Someone who is neither a participant in a travail public nor a user of an ouvrage public is termed a ‘third party’ (un tiers). A person in this category who suffers harm as a result of either travaux publics or an ouvrage public benefits from a liability sans faute imposed on both public bodies and works contractors involved in the public works, the only defences being force majeure or contributory fault of the claimant:131 and the fact that some other person has also contributed to the claimant’s harm is not a ground for reducing the liability of either the works contractor or public body sued, ‘fait d’un tiers’ not being a defence.132 Again, a wide variety of cases comes within this heading, many of which involve harm involving products. A very common type of case may be illustrated by Commune de Saintes, where a town engaged a contractor to construct an underground carpark and the work damaged a neighbouring property: the latter’s owner recovered damages from the town in respect of this damage without the need to show fault in either the contractor or the town.133 The decision in Grau, however, shows that the connection with a travail public may be less direct.134 Grau was a works contractor engaged to quarry stone by a public body, using explosives to do so. On one occasion, an explosion caused a high-tension electricity cable to fall onto a telephone cable, which then transmitted a surge of current to the earpiece of a telephonist working for PTT, the French public telephone company. The Conseil d’Etat held Grau liable to the telephonist without proof of fault as she was a ‘third party’ to a travail public (the quarrying), but held PTT liable to indemnify Grau as himself a ‘third party’ to the telephone equipment (a distinct ouvrage public) for which it was responsible and through which the telephonist had suffered her injuries, though it reduced his indemnity on the ground of his own contributory fault. This decision also illustrates that accidents causing harm to third parties may be causally related to an ouvrage public as well as to travaux publics.

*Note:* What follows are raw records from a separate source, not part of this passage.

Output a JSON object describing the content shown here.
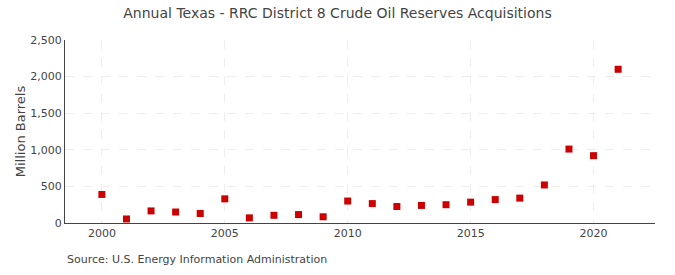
{
  "chart_data": {
    "type": "scatter",
    "title": "Annual Texas - RRC District 8 Crude Oil Reserves Acquisitions",
    "ylabel": "Million Barrels",
    "annotations": [
      "Source: U.S. Energy Information Administration"
    ],
    "x": [
      2000,
      2001,
      2002,
      2003,
      2004,
      2005,
      2006,
      2007,
      2008,
      2009,
      2010,
      2011,
      2012,
      2013,
      2014,
      2015,
      2016,
      2017,
      2018,
      2019,
      2020,
      2021
    ],
    "values": [
      390,
      55,
      165,
      150,
      130,
      330,
      70,
      105,
      115,
      85,
      300,
      265,
      225,
      240,
      250,
      285,
      320,
      340,
      520,
      1010,
      920,
      2100
    ],
    "color": "#cc0000",
    "marker": "square",
    "xlim": [
      1998.5,
      2022.5
    ],
    "xticks": [
      2000,
      2005,
      2010,
      2015,
      2020
    ],
    "ylim": [
      0,
      2500
    ],
    "yticks": [
      0,
      500,
      {
        "value": 1000,
        "label": "1,000"
      },
      {
        "value": 1500,
        "label": "1,500"
      },
      {
        "value": 2000,
        "label": "2,000"
      },
      {
        "value": 2500,
        "label": "2,500"
      }
    ],
    "grid": true
  }
}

Finally, it should be recalled that while travaux publics need to concern immovable property135 they need not result in any work of construction. So, for example, in Alban the defendant company had undertaken to spray an insecticide from the air as part of an anti-mosquito programme instituted by /oi.136 The claimants, landowners (p.129) whose crops had suffered owing to the nature of the product sprayed, recovered damages as ‘third parties’ to the spraying which was categorised by the loi as a travail public. Again, we see liability for damage caused by a product (the insecticide spray) subsumed under the category of liability for public works.